In line with the second main guiding research question of this dissertation – “Are higher-education dropouts worse off in terms of first labour market outcomes compared to upper-secondary education leavers with additional formal qualifications, such as higher-education or vocational training credentials?” – the results of this dissertation suggest that dropouts generally have lower occupational outcomes than higher-education graduates. If I compare the occupational positions of higher-education dropouts with those of vocational training graduates, however, I cannot detect any labour market disadvantage for dropouts. Furthermore, analysing the effectiveness of changing labour market conditions on occupational outcomes shows a strong resistance of higher- education dropouts to different labour market conditions in Germany. In summary, this dissertation proves that higher-education non-completion has consequences for first labour market outcomes, but that they are not as strong as expected.

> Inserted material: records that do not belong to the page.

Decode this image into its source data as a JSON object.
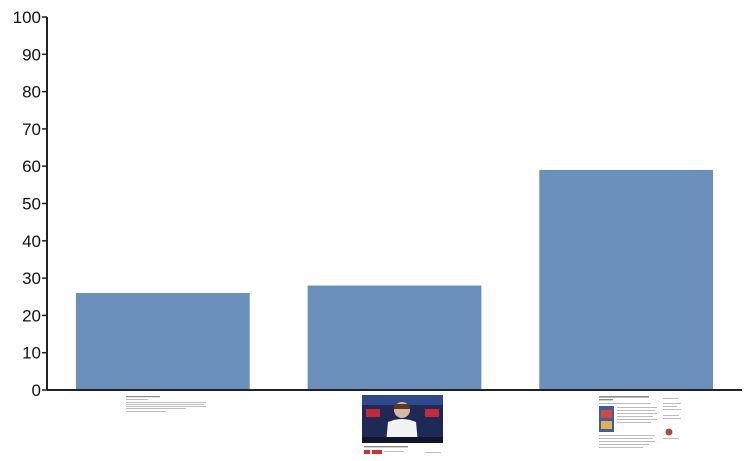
{
  "chart_data": {
    "type": "bar",
    "categories": [
      "",
      "",
      ""
    ],
    "category_images": [
      "text-document-thumbnail",
      "video-page-thumbnail",
      "article-page-thumbnail"
    ],
    "values": [
      26,
      28,
      59
    ],
    "ylim": [
      0,
      100
    ],
    "yticks": [
      0,
      10,
      20,
      30,
      40,
      50,
      60,
      70,
      80,
      90,
      100
    ],
    "grid": false,
    "legend": "none",
    "title": "",
    "xlabel": "",
    "ylabel": "",
    "colors": {
      "bar": "#6a8fbb",
      "axis": "#222222"
    }
  }
}
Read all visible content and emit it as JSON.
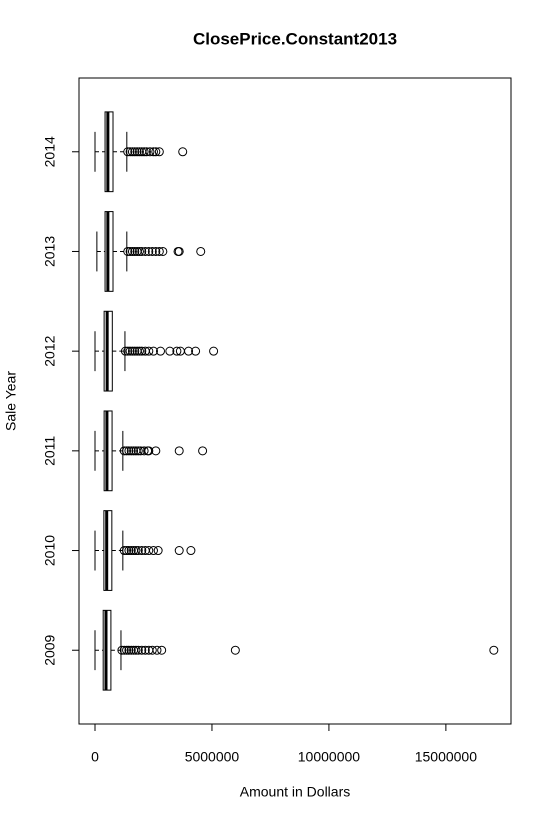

Pulling it all together, this work shows that field-specific pre-tertiary experiences are important factors for explaining higher-education non-completion in Germany. Furthermore, higher-education dropouts can benefit from pre-tertiary vocational qualifications when entering the labour market, since they ensure a smooth transition. In addition, the status of the first jobs of higher-education dropouts is relatively consistent with students who have a vocational training degree only (although the status is lower than higher-education graduates’ first jobs). Last but not least, the first occupational position of higher-education dropouts remains stable independent of the labour market conditions. Thus since higher-education dropouts find their way into the labour market, higher-education non-completion is not a waste of resources.